The tablet-style eight-inch touchscreen sat-nav is app-like in appearance and more responsive than we have found elsewhere.

Another welcome option fitted on the R-Line is a 'beats' soundtrack, including an eight channel digital amplifier, subwoofer, 400 watt output and six speakers.

Moving to the rear, luggage space in the practical, square shape boot provides 445 litres. When the 60/40 split rear seat backrests are flipped forward, this liberates 1,290 litres of luggage space.

At 870 mm wide and 1,364 mm long, the optional panoramic tilting/sliding sunroof – consisting of two glass panels – is among the largest in the market segment.

Advanced driver assistance systems

In terms of advanced driver assistance technologies, the T-Roc ticks a lot of boxes. It incorporates adaptive cruise control, lane assist and traffic jam assist. The latter uses ACC and lane assist to enable stop-and-go driving in a traffic jam. In heavy traffic at driving speeds up to 37 mph the system responds to other vehicles and autonomously handles steering, accelerating and braking. When traffic comes to a standstill, it also brakes the vehicle to a stop and can drive off again within a predefined time interval. In contrast to pure ACC, traffic jam assist uses a camera behind the windscreen to detect lane markings. This enables the vehicle to be kept in the lane via lane assist.
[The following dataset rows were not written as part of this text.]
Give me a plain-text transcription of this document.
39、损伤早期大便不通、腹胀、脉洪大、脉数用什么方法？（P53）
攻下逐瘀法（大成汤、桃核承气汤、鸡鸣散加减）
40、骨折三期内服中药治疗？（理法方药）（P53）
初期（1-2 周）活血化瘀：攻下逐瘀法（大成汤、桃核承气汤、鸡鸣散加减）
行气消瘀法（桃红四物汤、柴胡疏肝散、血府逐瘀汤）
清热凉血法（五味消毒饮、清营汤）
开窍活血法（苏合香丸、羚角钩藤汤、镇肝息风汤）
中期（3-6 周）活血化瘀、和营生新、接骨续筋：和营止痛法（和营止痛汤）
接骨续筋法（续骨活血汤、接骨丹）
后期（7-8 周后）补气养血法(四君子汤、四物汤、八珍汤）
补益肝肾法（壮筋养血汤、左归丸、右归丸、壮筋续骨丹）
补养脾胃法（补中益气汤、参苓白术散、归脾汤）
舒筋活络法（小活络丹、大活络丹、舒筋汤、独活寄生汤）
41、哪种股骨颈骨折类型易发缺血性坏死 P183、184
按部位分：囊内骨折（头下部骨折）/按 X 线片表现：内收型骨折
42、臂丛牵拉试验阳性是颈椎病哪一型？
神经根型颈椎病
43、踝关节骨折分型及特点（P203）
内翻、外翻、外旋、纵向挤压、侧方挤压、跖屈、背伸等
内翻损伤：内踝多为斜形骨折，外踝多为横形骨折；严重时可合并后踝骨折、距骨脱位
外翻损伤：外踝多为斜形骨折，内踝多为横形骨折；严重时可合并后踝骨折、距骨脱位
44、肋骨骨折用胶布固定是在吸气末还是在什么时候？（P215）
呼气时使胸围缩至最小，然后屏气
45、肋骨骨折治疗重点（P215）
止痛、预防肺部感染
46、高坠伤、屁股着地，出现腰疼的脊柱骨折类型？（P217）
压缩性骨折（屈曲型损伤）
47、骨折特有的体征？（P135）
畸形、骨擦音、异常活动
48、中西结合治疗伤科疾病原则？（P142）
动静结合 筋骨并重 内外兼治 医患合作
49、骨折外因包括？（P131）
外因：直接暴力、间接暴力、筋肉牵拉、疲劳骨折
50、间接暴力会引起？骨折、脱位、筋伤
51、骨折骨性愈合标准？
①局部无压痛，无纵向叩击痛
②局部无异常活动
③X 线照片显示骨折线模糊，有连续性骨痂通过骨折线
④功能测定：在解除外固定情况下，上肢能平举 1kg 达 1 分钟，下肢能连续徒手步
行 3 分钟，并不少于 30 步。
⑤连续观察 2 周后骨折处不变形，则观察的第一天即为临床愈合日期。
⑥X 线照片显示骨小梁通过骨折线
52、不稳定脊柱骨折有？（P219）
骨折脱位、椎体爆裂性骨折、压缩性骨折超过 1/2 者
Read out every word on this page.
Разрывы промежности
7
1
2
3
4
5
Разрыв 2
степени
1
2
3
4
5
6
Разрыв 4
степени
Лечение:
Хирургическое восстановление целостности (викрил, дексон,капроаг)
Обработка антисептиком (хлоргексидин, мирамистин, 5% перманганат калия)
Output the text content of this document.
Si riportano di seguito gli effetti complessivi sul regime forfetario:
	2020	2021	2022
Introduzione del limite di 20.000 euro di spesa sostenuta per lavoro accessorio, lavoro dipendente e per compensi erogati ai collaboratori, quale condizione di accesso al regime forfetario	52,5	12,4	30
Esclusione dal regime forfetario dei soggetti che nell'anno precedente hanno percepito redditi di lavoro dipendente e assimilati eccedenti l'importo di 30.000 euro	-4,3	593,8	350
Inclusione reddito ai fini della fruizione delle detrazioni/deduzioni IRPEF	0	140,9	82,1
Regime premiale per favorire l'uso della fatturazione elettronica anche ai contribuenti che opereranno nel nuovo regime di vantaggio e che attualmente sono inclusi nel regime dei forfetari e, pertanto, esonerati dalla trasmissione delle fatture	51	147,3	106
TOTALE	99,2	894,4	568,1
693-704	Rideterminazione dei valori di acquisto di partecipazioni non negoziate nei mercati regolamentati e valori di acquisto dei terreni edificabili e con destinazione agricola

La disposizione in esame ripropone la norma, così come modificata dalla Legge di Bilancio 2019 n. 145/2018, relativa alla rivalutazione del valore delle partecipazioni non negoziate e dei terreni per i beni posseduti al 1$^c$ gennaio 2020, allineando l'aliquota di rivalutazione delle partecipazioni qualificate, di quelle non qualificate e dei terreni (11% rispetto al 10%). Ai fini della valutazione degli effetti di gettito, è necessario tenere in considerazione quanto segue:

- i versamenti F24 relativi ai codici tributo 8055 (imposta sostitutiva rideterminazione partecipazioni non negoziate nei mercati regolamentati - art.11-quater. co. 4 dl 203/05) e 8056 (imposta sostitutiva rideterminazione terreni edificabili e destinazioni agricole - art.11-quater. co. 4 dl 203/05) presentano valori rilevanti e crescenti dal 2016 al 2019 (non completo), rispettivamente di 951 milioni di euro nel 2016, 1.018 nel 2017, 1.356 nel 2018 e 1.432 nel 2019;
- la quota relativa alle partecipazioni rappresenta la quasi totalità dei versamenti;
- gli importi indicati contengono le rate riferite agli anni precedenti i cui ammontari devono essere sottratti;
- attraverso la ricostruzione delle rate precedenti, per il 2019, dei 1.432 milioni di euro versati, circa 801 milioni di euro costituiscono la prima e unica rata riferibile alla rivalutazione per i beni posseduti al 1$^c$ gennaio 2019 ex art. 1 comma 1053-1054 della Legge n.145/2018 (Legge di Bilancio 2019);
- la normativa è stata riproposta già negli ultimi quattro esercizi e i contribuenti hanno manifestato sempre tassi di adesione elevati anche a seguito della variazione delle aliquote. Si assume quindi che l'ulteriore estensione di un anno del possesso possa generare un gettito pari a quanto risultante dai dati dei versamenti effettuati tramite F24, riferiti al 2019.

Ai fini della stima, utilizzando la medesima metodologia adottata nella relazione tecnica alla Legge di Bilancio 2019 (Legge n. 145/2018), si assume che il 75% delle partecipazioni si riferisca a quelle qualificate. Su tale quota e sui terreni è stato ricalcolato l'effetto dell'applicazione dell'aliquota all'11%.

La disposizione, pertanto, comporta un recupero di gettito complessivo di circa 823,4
The T-Roc also offers front assist (radar controlled distance monitoring and city emergence braking system), and predictive pedestrian protection, rear traffic alert, park assist, blind spot monitor and emergency assist. The latter monitors driver activity such as use of the accelerator pedal, brakes and steering. It helps, within system limits, to prevent accidents and reduce the potential consequences of an accident if the driver is incapacitated for health reasons. If the driver fails to respond, the system prompts them to correct the steering by means of repeated brake jolts and the brakes are automatically applied. In this process, ACC monitors the distance to traffic ahead, while lane assist ensures that the vehicle stays within its lane. Emergency assist alerts other road users to an issue via the hazard warning lights and with gentle steering movements to sway the car within its lane and safely slows the vehicle down – all the way to a standstill.

On the road

The 1.5-litre petrol unit paired with a seven-speed automatic gearbox returned 43.7 mpg, mostly along smart motorways, compared to the headline figure of 43.9 mpg combined. While it isn't particularly quick off the mark, it still manages to deliver power smoothly. It is a comfortable drive, partly thanks to NVH refinements and suspension set up. Although the rock-hard plastic covering the dash and door panels is a little surprising for a VW, the top-spec T-Roc comes with a generous list of standard equipment, clever safety technology and an intuitive infotainment system.